Jonathan Morris, Associate, BSR
It is widely accepted that as a significant contributor to global carbon emissions, the transport sector needs to make environmental improvements in the pursuit of creating a low-carbon economy. Today, around 4 percent of global emissions come from ocean shipping—about equivalent to that of aviation. For global brands, this translates to significant carbon impacts in their own supply chains: Up to 70 percent of carbon emissions during a cargo journey come from the ocean segment.
While the International Maritime Organization has yet to establish a regulatory framework for carbon emissions, the European Commission and various national governments are leaning heavily toward implementing mandatory data measurement, reporting, and verification mechanisms. Indeed, in October 2013, France will enact a law requiring that all carriers providing transport services to and from France provide the carbon footprint of the transport service.
Leading global brands are now setting ambitious targets to reduce emissions from their logistics networks—signaling the increasing relevance of emerging regulations and other drivers. But how can these brands understand and manage how and where to reduce carbon emissions reductions in their logistics chains?
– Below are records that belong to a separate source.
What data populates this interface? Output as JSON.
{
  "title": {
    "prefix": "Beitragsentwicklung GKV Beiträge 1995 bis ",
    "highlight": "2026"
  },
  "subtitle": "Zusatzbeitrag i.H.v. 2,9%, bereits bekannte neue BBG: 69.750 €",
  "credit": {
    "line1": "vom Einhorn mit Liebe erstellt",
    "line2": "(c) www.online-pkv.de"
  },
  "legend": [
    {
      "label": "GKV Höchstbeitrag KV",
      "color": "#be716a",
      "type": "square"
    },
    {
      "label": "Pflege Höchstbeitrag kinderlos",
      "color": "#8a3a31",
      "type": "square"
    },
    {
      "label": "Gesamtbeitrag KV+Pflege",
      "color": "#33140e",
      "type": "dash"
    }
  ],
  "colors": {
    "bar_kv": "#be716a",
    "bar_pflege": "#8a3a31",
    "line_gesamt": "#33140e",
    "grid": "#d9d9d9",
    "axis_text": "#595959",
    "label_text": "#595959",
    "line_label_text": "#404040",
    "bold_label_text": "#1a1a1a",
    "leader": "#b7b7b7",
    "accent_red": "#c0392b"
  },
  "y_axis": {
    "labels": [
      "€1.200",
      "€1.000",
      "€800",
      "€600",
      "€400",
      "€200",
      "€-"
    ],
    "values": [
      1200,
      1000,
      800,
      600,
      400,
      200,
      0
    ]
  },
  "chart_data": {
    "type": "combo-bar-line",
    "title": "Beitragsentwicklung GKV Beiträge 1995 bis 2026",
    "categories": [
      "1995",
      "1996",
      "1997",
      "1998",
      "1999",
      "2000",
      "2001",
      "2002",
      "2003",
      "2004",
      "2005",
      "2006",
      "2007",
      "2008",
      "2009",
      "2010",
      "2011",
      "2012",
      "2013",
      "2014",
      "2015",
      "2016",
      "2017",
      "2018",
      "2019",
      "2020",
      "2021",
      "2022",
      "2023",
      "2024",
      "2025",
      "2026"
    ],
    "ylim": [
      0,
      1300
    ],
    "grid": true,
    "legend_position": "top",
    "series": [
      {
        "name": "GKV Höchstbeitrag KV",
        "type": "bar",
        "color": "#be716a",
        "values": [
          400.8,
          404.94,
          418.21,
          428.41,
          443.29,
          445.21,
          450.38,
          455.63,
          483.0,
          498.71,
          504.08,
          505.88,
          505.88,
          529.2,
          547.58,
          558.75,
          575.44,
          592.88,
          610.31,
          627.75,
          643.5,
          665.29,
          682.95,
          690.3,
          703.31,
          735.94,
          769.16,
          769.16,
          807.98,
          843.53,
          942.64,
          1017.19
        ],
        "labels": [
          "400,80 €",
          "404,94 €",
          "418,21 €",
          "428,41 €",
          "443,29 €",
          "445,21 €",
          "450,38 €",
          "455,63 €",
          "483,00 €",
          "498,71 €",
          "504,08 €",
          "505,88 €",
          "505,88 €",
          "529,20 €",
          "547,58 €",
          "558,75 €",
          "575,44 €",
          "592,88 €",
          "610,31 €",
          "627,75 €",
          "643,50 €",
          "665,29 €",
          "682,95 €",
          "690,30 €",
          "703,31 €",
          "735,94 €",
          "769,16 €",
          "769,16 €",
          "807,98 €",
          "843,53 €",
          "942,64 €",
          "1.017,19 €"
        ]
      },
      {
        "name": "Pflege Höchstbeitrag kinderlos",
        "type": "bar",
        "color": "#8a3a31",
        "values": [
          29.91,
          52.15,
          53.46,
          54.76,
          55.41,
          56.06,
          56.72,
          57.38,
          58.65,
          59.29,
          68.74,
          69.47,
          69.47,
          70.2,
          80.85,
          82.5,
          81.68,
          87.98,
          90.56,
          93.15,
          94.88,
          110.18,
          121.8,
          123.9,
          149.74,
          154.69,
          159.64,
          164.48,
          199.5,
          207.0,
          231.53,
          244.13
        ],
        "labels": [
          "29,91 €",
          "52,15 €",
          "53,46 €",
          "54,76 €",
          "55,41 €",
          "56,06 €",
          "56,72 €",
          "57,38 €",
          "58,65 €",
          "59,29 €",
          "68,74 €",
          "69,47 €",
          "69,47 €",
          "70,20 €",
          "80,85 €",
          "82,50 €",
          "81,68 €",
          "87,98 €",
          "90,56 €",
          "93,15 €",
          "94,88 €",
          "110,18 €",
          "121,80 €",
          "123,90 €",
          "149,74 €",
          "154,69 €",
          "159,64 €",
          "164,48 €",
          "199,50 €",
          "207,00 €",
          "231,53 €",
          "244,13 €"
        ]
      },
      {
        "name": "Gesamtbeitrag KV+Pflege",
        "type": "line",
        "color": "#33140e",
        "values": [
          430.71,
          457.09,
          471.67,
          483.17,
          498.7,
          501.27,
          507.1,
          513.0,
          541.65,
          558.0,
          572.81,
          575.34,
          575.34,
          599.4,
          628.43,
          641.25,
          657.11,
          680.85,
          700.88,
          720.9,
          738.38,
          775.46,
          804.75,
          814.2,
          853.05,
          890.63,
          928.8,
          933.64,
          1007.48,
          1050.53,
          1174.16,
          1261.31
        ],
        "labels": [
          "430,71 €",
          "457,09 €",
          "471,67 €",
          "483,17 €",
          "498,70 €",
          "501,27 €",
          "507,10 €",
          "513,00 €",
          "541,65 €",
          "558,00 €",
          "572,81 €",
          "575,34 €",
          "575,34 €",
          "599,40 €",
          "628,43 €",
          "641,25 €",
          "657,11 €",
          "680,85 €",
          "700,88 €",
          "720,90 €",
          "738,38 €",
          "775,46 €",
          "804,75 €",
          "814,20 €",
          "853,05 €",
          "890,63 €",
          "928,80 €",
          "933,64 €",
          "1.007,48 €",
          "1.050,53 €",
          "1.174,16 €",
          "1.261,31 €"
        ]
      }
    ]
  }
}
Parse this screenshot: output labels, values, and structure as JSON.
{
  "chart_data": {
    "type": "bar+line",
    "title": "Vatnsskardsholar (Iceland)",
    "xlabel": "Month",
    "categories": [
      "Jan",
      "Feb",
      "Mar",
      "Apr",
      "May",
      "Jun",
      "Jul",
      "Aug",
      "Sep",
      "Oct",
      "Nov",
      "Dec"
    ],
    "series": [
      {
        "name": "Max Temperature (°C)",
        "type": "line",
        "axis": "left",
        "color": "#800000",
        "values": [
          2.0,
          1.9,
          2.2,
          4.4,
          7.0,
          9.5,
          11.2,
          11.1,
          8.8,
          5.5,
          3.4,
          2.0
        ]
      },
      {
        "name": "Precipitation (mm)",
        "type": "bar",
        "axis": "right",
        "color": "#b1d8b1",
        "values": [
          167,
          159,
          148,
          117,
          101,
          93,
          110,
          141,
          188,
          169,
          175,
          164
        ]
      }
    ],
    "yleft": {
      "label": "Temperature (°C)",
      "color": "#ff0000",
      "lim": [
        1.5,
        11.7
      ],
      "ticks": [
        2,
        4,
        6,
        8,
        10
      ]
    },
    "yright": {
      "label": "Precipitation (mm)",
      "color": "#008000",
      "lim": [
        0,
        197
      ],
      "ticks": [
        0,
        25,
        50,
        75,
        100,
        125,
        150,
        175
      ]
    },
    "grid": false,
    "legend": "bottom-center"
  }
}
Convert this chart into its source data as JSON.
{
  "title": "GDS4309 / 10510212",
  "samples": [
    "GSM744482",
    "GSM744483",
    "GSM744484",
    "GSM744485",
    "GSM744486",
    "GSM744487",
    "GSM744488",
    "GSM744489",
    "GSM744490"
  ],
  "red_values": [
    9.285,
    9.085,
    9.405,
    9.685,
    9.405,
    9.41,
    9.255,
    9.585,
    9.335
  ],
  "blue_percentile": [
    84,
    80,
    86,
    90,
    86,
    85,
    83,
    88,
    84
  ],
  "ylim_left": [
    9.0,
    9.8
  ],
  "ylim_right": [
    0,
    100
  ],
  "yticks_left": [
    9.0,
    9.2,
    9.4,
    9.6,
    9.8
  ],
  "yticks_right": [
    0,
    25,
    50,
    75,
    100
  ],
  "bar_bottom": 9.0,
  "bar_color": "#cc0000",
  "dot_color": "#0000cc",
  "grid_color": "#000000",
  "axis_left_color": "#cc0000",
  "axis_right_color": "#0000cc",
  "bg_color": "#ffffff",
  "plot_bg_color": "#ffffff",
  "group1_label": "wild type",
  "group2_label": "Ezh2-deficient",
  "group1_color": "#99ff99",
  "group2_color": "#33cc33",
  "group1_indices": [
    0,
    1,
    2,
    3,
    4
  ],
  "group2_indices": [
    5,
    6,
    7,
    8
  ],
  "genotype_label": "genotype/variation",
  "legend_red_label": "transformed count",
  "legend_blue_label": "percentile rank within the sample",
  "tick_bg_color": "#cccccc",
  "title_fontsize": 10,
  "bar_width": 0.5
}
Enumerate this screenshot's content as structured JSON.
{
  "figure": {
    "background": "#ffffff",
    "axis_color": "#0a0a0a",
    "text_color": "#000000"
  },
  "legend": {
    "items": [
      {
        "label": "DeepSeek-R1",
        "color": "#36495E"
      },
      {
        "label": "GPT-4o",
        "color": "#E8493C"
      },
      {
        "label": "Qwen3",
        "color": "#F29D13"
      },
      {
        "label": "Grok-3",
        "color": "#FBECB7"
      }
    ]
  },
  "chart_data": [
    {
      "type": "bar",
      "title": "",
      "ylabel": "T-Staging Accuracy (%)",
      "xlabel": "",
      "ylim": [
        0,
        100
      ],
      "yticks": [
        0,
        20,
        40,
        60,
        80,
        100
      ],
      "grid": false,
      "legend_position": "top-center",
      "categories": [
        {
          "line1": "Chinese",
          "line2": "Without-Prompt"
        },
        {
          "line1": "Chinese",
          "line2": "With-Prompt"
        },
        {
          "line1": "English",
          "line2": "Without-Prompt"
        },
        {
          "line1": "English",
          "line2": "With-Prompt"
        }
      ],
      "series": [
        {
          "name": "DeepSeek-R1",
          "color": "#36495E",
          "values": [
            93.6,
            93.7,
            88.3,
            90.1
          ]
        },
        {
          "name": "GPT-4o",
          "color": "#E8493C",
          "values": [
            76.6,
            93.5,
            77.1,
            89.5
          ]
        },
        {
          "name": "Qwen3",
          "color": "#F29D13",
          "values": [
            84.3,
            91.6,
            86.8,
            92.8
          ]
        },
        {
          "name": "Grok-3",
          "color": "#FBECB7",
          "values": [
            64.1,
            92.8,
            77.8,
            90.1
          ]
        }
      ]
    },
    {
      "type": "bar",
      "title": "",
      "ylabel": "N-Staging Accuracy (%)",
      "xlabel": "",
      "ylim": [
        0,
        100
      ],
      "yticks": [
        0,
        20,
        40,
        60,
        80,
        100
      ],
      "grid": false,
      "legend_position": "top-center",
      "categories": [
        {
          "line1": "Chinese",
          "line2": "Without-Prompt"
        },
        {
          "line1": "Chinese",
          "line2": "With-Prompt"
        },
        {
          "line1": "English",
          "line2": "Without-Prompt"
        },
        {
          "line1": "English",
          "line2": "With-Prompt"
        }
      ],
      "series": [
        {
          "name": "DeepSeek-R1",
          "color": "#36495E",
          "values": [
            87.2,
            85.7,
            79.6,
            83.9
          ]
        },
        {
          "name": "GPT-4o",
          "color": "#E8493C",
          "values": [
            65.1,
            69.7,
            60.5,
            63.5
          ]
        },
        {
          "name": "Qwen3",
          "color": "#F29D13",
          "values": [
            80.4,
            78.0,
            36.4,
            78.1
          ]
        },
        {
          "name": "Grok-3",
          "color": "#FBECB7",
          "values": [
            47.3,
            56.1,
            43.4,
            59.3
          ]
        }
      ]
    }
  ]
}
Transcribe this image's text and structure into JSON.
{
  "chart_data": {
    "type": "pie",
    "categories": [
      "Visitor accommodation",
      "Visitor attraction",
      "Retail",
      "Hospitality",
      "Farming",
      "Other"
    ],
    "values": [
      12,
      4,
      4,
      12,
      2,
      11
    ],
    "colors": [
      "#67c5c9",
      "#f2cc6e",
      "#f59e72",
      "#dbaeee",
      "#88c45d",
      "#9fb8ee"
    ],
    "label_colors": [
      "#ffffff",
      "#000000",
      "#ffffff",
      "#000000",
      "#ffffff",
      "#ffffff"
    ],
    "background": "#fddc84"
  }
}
In a recent webinar hosted by partner 2Degrees Network, BSR’s Transport and Logistics practice lead Angie Farrag spoke with Willem Jan Beerthuis, Heineken’s global procurement buyer, and Mads Stensen, Maersk Line’s global advisor for the environment and CSR, about how their participation in BSR's Clean Cargo Working Group helps them measure and report on the environmental impacts in ocean transportation and across the modal chain. The speakers highlighted how Clean Cargo allows them to measure these impacts in a credible, consistent, and comparable way that enhances better business decision making.